Entertainment was integrated throughout the show, with Syncopated Ladies tap squad opening the show for Cantu and other brands showcasing singers and dancers into their presentations.

Texture on the Runway had gained such a reputation that Smooth n Shine wanted its own custom show this February in Atlanta to celebrate the relaunch of the brand. Nikia Phoenix was the co-host of the event, which drew influencers from across the country.

Texture on the Runway Idea Sparked by Frustration Surpasses Wildest Dreams

Image: Corey Reese Photography

“Fortunately, I had the privilege of attending last year’s Texture on the Runway event and it was truly inspiring for me, both on a personal and professional level,” says Sina Hilbert, associate brand manager for Smooth ‘N Shine. “This partnership between NaturallyCurly and Smooth ‘N Shine seemed natural as we are both working to help multicultural women embrace their hair while instilling a strong sense of pride and confidence in each woman.”

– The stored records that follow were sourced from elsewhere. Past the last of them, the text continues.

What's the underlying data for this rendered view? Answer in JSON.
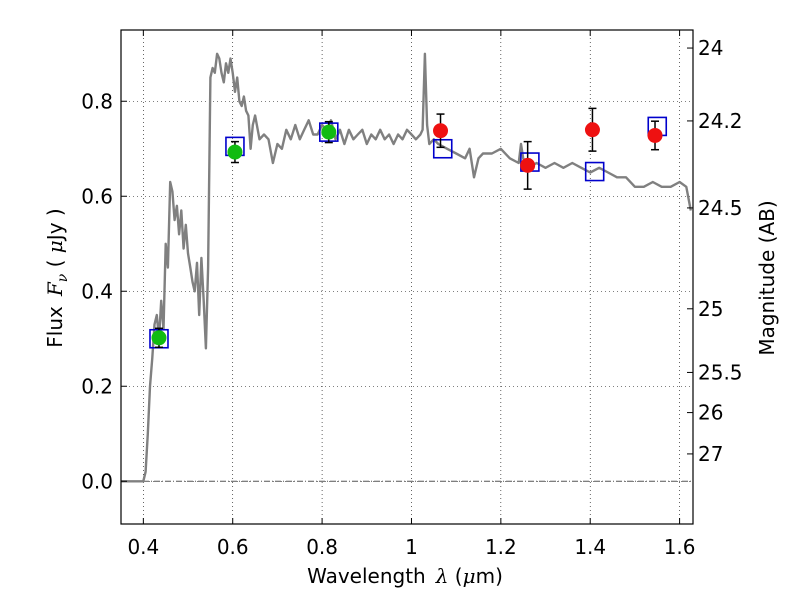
{
  "chart_data": {
    "type": "scatter",
    "xlabel_prefix": "Wavelength",
    "xlabel_symbol": "λ",
    "xlabel_unit_open": " (",
    "xlabel_unit_mu": "μ",
    "xlabel_unit_rest": "m)",
    "ylabel_prefix": "Flux",
    "ylabel_symbol": "F",
    "ylabel_subscript": "ν",
    "ylabel_unit_open": " ( ",
    "ylabel_unit_mu": "μ",
    "ylabel_unit_rest": "Jy )",
    "y2label": "Magnitude (AB)",
    "xlim": [
      0.35,
      1.63
    ],
    "ylim": [
      -0.09,
      0.95
    ],
    "grid": true,
    "x_ticks": [
      0.4,
      0.6,
      0.8,
      1.0,
      1.2,
      1.4,
      1.6
    ],
    "x_tick_labels": [
      "0.4",
      "0.6",
      "0.8",
      "1",
      "1.2",
      "1.4",
      "1.6"
    ],
    "y_ticks": [
      0.0,
      0.2,
      0.4,
      0.6,
      0.8
    ],
    "y_tick_labels": [
      "0.0",
      "0.2",
      "0.4",
      "0.6",
      "0.8"
    ],
    "mag_ticks": [
      24,
      24.2,
      24.5,
      25,
      25.5,
      26,
      27
    ],
    "mag_tick_labels": [
      "24",
      "24.2",
      "24.5",
      "25",
      "25.5",
      "26",
      "27"
    ],
    "zero_line_y": 0.0,
    "colors": {
      "sed": "#808080",
      "green": "#11bb11",
      "red": "#ee1111",
      "model": "#0000cc",
      "errorbar": "#000000"
    },
    "series": [
      {
        "name": "SED template",
        "style": "line",
        "x": [
          0.35,
          0.39,
          0.4,
          0.405,
          0.41,
          0.415,
          0.42,
          0.425,
          0.43,
          0.435,
          0.44,
          0.445,
          0.45,
          0.455,
          0.46,
          0.465,
          0.47,
          0.475,
          0.48,
          0.485,
          0.49,
          0.495,
          0.5,
          0.505,
          0.51,
          0.515,
          0.52,
          0.525,
          0.53,
          0.535,
          0.54,
          0.545,
          0.55,
          0.555,
          0.56,
          0.565,
          0.57,
          0.575,
          0.58,
          0.585,
          0.59,
          0.595,
          0.6,
          0.605,
          0.61,
          0.615,
          0.62,
          0.625,
          0.63,
          0.635,
          0.64,
          0.645,
          0.65,
          0.66,
          0.67,
          0.68,
          0.69,
          0.7,
          0.71,
          0.72,
          0.73,
          0.74,
          0.75,
          0.76,
          0.77,
          0.78,
          0.79,
          0.8,
          0.81,
          0.82,
          0.83,
          0.84,
          0.85,
          0.86,
          0.87,
          0.88,
          0.89,
          0.9,
          0.91,
          0.92,
          0.93,
          0.94,
          0.95,
          0.96,
          0.97,
          0.98,
          0.99,
          1.0,
          1.01,
          1.02,
          1.025,
          1.03,
          1.035,
          1.04,
          1.05,
          1.06,
          1.08,
          1.1,
          1.12,
          1.13,
          1.14,
          1.15,
          1.16,
          1.18,
          1.2,
          1.22,
          1.24,
          1.245,
          1.25,
          1.26,
          1.28,
          1.3,
          1.32,
          1.34,
          1.36,
          1.38,
          1.4,
          1.42,
          1.44,
          1.46,
          1.48,
          1.5,
          1.52,
          1.54,
          1.56,
          1.58,
          1.6,
          1.615,
          1.625
        ],
        "y": [
          0.0,
          0.0,
          0.0,
          0.02,
          0.1,
          0.2,
          0.26,
          0.33,
          0.35,
          0.3,
          0.38,
          0.32,
          0.5,
          0.45,
          0.63,
          0.61,
          0.55,
          0.58,
          0.52,
          0.57,
          0.49,
          0.54,
          0.48,
          0.45,
          0.42,
          0.4,
          0.46,
          0.35,
          0.47,
          0.38,
          0.28,
          0.45,
          0.85,
          0.87,
          0.86,
          0.9,
          0.89,
          0.86,
          0.84,
          0.88,
          0.86,
          0.89,
          0.86,
          0.82,
          0.85,
          0.8,
          0.79,
          0.81,
          0.78,
          0.77,
          0.7,
          0.75,
          0.77,
          0.72,
          0.73,
          0.72,
          0.67,
          0.71,
          0.7,
          0.74,
          0.72,
          0.75,
          0.72,
          0.74,
          0.76,
          0.73,
          0.73,
          0.75,
          0.74,
          0.76,
          0.72,
          0.74,
          0.71,
          0.74,
          0.72,
          0.73,
          0.74,
          0.71,
          0.73,
          0.72,
          0.74,
          0.72,
          0.73,
          0.71,
          0.73,
          0.72,
          0.74,
          0.73,
          0.72,
          0.73,
          0.74,
          0.9,
          0.75,
          0.71,
          0.72,
          0.71,
          0.7,
          0.69,
          0.68,
          0.7,
          0.64,
          0.68,
          0.69,
          0.69,
          0.7,
          0.68,
          0.67,
          0.71,
          0.68,
          0.66,
          0.67,
          0.66,
          0.67,
          0.66,
          0.67,
          0.66,
          0.65,
          0.66,
          0.65,
          0.64,
          0.64,
          0.62,
          0.62,
          0.63,
          0.62,
          0.62,
          0.63,
          0.62,
          0.57
        ]
      },
      {
        "name": "Photometry (green)",
        "style": "marker",
        "marker": "circle",
        "color_key": "green",
        "x": [
          0.435,
          0.605,
          0.815
        ],
        "y": [
          0.302,
          0.693,
          0.735
        ],
        "yerr": [
          0.02,
          0.022,
          0.022
        ]
      },
      {
        "name": "Photometry (red)",
        "style": "marker",
        "marker": "circle",
        "color_key": "red",
        "x": [
          1.065,
          1.26,
          1.405,
          1.545
        ],
        "y": [
          0.738,
          0.665,
          0.74,
          0.728
        ],
        "yerr": [
          0.035,
          0.05,
          0.045,
          0.03
        ]
      },
      {
        "name": "Model photometry",
        "style": "marker",
        "marker": "square",
        "color_key": "model",
        "x": [
          0.435,
          0.605,
          0.815,
          1.07,
          1.265,
          1.41,
          1.55
        ],
        "y": [
          0.3,
          0.705,
          0.735,
          0.7,
          0.672,
          0.652,
          0.747
        ]
      }
    ]
  }
}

Texture on the Runway ’18 is shaping up to be an epic event, with seven brands taking their interpretations of texture down the runway on Sept. 6 – Cantu, Carol’s Daughter, Camille Rose Naturals, SheaMoisture, Crème of Nature, Mielle Organics, and The Mane Choice. Other participating brands include Curls Unleashed, As I Am and Smooth ‘N Shine. Each brand is working on its top-secret theme, all of which are sure to dazzle the crowd.

And the co-emcee is one of the biggest names in entertainment right now. Stay tuned!

With leading brands, a firm belief in the beauty of diversity, and all the flair and fun the curly community is known for, NaturallyCurly will ensure that Texture on the Runway ‘18 continues to elevate curls and coils onto the runway as well as throughout society.